Home Video Hovel: Thunderbirds Are GO/Thunderbird 6, by David Bax
Thunderbirds
was a puppet action series that ran in 1965 and 1966 on British television. After its cancellation, it was followed by two features, 1966’s Thunderbirds Are GO and 1968’s Thunderbird 6. Its legacy, if nothing else, is that of a towering paean to the technocratic, anti-humanist utopianism of the jet age.
Take, for example, the opening sequence of Thunderbirds Are GO. For a full ten minutes, human characters take a literal backseat to the massive, ingenious contraptions built in miniature by the film’s effects team. Piece by piece, a massive (but actually tiny) spacecraft is put together by hydraulic steel and cranking chains. It’s both powerful and languid, a hypnotic cinema of machinery in motion at its own inexorable pace. Watching it may make you feel a little crazy, in a good way. An even if the rest of the movie—a series of episodes including galactic nightclubs and Martian florae, culminating in a mid-air rescue on a plummeting ship—doesn’t match that fascinating beginning, it’s still like getting to watch someone playing with the coolest toy set imaginable.

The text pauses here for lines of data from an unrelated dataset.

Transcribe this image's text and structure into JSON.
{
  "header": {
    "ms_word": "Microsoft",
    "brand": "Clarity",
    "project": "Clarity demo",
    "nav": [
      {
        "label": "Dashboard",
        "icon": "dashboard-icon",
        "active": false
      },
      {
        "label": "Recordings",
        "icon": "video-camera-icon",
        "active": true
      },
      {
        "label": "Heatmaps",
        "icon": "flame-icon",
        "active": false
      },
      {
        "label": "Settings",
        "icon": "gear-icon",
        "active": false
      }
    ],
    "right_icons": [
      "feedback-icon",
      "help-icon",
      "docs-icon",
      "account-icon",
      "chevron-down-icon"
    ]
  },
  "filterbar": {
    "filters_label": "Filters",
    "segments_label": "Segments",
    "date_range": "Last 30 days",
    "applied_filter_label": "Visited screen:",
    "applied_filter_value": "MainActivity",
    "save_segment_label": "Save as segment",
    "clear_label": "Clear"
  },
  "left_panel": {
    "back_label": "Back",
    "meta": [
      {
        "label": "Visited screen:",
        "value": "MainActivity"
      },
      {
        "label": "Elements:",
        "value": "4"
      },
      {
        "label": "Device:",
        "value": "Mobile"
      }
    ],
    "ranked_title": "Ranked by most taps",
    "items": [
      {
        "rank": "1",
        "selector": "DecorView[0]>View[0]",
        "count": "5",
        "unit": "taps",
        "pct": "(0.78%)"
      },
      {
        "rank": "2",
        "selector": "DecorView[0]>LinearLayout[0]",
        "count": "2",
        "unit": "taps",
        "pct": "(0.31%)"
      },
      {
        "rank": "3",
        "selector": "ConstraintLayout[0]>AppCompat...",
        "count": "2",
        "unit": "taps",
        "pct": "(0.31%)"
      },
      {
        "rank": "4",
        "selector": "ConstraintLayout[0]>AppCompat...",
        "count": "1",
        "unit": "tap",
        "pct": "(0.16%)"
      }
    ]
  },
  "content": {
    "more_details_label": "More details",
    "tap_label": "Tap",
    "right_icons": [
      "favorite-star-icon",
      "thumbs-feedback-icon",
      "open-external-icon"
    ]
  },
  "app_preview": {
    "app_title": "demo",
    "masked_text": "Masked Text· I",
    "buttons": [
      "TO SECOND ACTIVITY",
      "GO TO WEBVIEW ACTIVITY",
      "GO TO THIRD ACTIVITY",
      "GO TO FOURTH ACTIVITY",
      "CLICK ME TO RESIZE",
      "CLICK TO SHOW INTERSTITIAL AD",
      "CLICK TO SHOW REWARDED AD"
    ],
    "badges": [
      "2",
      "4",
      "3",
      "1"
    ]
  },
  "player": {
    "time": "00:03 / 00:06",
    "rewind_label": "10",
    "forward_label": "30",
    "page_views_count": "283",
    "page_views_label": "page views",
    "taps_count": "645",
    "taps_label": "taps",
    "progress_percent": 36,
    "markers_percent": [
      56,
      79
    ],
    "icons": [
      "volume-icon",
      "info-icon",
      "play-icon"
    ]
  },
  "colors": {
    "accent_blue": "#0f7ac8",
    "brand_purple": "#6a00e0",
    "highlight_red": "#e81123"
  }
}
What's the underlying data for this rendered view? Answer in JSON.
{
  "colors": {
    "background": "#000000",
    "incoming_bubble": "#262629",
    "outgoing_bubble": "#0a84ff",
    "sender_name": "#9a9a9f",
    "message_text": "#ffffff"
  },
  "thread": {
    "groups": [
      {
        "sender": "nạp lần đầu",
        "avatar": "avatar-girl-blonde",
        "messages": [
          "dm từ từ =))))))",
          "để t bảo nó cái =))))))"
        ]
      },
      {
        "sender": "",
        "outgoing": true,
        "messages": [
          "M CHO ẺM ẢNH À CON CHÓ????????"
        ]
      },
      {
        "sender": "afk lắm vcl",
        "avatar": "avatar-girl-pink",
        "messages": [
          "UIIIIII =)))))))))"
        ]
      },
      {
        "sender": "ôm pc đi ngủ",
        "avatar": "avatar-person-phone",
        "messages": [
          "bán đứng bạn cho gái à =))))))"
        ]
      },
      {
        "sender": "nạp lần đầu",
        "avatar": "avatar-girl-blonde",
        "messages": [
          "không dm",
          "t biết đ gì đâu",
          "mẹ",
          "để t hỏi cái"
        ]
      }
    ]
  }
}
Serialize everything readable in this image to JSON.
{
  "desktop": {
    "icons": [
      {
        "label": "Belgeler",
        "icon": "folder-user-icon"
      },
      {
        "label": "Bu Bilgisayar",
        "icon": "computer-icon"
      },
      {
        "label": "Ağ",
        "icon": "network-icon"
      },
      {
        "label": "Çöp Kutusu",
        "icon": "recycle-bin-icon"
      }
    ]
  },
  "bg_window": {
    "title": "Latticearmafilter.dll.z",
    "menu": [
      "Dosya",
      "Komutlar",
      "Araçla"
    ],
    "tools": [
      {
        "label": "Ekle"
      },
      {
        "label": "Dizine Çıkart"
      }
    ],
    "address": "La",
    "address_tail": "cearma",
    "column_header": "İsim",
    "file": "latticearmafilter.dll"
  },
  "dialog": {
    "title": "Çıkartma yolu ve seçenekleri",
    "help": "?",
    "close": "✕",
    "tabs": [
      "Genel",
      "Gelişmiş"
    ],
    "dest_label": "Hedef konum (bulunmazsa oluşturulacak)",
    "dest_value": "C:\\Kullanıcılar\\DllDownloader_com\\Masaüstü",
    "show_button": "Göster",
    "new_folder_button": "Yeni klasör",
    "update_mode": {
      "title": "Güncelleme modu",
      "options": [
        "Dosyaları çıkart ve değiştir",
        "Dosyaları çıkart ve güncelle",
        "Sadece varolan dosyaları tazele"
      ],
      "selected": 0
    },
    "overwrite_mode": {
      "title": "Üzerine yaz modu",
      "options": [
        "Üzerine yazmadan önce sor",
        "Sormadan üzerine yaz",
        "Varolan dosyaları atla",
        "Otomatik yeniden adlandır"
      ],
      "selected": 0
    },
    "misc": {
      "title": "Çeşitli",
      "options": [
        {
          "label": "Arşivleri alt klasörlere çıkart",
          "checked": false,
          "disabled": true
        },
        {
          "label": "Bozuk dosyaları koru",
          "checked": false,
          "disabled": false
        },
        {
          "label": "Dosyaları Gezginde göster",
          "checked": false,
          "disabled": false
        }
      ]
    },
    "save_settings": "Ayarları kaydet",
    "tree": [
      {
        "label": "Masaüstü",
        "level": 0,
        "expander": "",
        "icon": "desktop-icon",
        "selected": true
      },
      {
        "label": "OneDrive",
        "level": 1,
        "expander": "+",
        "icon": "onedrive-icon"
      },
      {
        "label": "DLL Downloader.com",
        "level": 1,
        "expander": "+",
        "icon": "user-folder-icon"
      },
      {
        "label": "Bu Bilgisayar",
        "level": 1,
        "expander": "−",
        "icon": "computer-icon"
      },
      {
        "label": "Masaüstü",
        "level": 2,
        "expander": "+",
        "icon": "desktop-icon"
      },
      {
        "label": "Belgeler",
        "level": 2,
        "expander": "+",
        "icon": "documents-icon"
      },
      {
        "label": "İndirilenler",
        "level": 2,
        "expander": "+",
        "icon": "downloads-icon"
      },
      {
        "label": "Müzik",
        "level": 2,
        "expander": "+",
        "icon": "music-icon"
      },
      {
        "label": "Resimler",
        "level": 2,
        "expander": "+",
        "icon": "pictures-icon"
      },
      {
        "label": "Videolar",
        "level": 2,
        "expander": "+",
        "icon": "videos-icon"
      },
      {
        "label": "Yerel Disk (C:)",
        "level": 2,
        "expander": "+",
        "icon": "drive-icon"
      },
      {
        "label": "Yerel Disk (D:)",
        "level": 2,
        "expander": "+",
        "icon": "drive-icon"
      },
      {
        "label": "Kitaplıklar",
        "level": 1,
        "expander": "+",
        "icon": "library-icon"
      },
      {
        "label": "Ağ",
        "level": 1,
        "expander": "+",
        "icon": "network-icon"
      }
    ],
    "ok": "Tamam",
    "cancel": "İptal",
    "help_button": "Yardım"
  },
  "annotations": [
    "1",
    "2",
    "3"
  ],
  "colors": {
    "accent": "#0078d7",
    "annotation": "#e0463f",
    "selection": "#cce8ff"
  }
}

By 1968’s follow-up, Thunderbird 6 (both are directed by David Lane), it would seem the bloom was off the rose. There are still some creatively designed miniatures—a ski slope in the Alps stands out—but it all feels like such a trifle, even compared to its essentially hollow predecessor. Its plot, in which two of the Thunderbirds are taken hostage aboard a luxury airship, is most notable, at least to me, for being a possible inspiration for “Skytanic,” one of the all-time best episodes of Archer.
Of course the more obvious modern comedy reference point for Thunderbirds is Trey Parker’s Team America: World Police. In both cases, there’s an absolute belief in might-makes-right, Western exceptionalism. Except only one of the movies is a parody. These fantasies of unlimited defense spending find more room for rocket mounts on spaceships than they do for actual human beings, who only appear when a close-up of hands is needed, a device that never fails to be funny. It’s laughable from today’s vantage point. Plus, hey, explosions look even bigger when the things blowing up are miniature. And there are a ton of explosions.
The Thunderbirds movies were shot on non-anamorphic, 2-perf 35MM so the native image has less clarity than one would expect but the transfer is clean, there’s no real dirt or scratches and the colors are surprisingly brilliant. The audio is available in both mono and 5.1. The sound is clear if fittingly thin for a movie where everything is smaller.
Special features on Thunderbirds Are GO include a commentary with Lane and producer Sylvia Anderson, a commentary with film historians Jeff Bond and Nick Redman, multiple featurettes on the making and legacy of the film. Special features on Thunderbird 6 include a commentary with Lane and Anderson and a commentary with filmmaker Greg Ford and cartoon writer William Hohauser, as well as multiple featurettes on the puppets and ships in the movie.